C’est d’ailleurs ce que nous faisons tous, à un moment ou un autre de notre vie. On se pose en général ces questions : quels sont les métiers qui recrutent ? Y a-t-il beaucoup de concurrence ? Quels sont les secteurs d’avenir ? Etc.

En gros, on s’intéresse au besoin.

Mais malheureusement, on ne va pas toujours plus loin.

De façon rationnelle, on va là, où il y a le besoin, et là où l’on sera payé pour.

Sur le long terme, cette décision pourrait devenir problématique.
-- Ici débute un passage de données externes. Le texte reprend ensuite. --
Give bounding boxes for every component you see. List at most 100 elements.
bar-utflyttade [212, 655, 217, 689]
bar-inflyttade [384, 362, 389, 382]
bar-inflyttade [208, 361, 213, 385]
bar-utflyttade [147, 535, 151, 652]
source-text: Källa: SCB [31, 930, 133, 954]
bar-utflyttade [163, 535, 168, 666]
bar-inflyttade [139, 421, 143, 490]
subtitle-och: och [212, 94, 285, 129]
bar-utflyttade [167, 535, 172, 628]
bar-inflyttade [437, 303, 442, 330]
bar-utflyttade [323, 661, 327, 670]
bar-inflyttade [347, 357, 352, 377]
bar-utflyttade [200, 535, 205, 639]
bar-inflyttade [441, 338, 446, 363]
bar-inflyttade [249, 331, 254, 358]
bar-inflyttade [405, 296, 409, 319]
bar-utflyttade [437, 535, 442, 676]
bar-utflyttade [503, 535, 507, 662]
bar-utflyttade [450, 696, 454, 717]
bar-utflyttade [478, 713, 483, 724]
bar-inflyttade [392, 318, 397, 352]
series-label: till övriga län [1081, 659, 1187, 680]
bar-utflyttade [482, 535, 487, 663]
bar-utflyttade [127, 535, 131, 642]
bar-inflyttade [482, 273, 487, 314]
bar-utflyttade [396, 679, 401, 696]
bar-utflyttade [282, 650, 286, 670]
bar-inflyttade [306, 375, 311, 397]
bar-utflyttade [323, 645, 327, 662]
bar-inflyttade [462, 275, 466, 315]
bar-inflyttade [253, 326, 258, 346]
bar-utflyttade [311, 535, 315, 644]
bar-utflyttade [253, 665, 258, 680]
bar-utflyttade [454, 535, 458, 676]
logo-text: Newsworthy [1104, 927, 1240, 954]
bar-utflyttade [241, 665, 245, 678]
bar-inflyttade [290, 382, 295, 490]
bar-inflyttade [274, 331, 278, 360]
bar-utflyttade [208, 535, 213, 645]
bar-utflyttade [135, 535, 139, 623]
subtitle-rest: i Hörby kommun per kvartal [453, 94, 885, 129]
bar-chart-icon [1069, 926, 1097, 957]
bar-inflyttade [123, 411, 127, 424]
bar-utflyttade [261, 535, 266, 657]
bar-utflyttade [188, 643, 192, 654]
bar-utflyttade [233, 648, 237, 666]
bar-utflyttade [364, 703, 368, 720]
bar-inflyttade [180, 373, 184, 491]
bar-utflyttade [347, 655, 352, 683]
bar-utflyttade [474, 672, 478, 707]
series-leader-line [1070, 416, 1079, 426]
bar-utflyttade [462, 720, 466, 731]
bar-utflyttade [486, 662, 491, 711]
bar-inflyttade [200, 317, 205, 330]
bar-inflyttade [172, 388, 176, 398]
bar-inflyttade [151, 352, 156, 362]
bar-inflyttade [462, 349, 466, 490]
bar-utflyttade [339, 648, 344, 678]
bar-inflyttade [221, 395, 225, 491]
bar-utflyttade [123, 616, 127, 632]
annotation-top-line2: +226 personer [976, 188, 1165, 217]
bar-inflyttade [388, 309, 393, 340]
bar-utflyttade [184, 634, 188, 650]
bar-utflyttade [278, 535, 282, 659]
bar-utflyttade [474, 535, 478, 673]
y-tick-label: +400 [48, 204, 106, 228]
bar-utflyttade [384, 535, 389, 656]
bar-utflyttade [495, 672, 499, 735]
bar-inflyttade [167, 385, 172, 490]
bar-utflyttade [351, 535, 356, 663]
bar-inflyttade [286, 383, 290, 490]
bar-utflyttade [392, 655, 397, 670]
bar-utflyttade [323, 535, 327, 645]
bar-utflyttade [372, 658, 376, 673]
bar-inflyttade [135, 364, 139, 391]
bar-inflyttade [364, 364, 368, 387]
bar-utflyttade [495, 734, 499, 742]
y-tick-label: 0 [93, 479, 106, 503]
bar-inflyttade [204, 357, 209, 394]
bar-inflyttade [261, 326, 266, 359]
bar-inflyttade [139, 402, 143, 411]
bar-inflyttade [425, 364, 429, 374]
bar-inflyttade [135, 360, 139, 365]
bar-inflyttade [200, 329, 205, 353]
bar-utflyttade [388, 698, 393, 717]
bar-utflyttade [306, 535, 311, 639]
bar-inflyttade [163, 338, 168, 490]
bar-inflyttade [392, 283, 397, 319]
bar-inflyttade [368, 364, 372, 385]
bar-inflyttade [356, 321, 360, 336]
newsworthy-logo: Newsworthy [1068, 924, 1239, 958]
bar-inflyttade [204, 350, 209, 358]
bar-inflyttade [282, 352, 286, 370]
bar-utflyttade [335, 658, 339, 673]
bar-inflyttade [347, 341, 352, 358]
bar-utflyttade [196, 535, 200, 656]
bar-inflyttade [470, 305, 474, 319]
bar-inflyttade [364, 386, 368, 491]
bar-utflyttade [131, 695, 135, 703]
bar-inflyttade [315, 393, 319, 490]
Car, pour gagner mieux, il ne faut pas juste répondre à un besoin, mais aussi aimer ce que l’on fait et être bon là-dedans. Sinon, on plafonne.

Récapitulons.

Pour trouver l’équilibre : faisons l’inventaire, et le tri pour comprendre notre véritable besoin :

  1. Questionnons-nous sur nos dépenses : quelle est leur nature ? Sont-elles bien équilibrées entre le plaisir et l’utile ? Entre le présent et l’avenir ?
  2. Questionnons-nous sur nos gains : à quoi correspondent-ils ?

Et si l’on fait ce qu’il nous plaît, ce dont le monde a besoin, et ce dans quoi l’on est bon, mais nous ne sommes pas satisfaits de nos revenus, alors comment peut-on faire pour gagner plus ?

N’a-t-on pas des croyances limitantes liées à l’argent qui nous empêchent d’aller plus loin ? Ou faut-il travailler sur notre rapport à l’argent ?

À quel moment je me sens vraiment heureux ? Demandez-vous ce que vous faites avec aisance, sans grands efforts. Que pourrais-je apporter au monde ? Suis-je satisfait de mes revenus actuels ?

L’auto-questionnement et l’introspection seront les moyens les plus simples pour remplir votre ikigai. Comme il n’y a pas de bonnes ou de mauvaises réponses, votre schéma sera unique.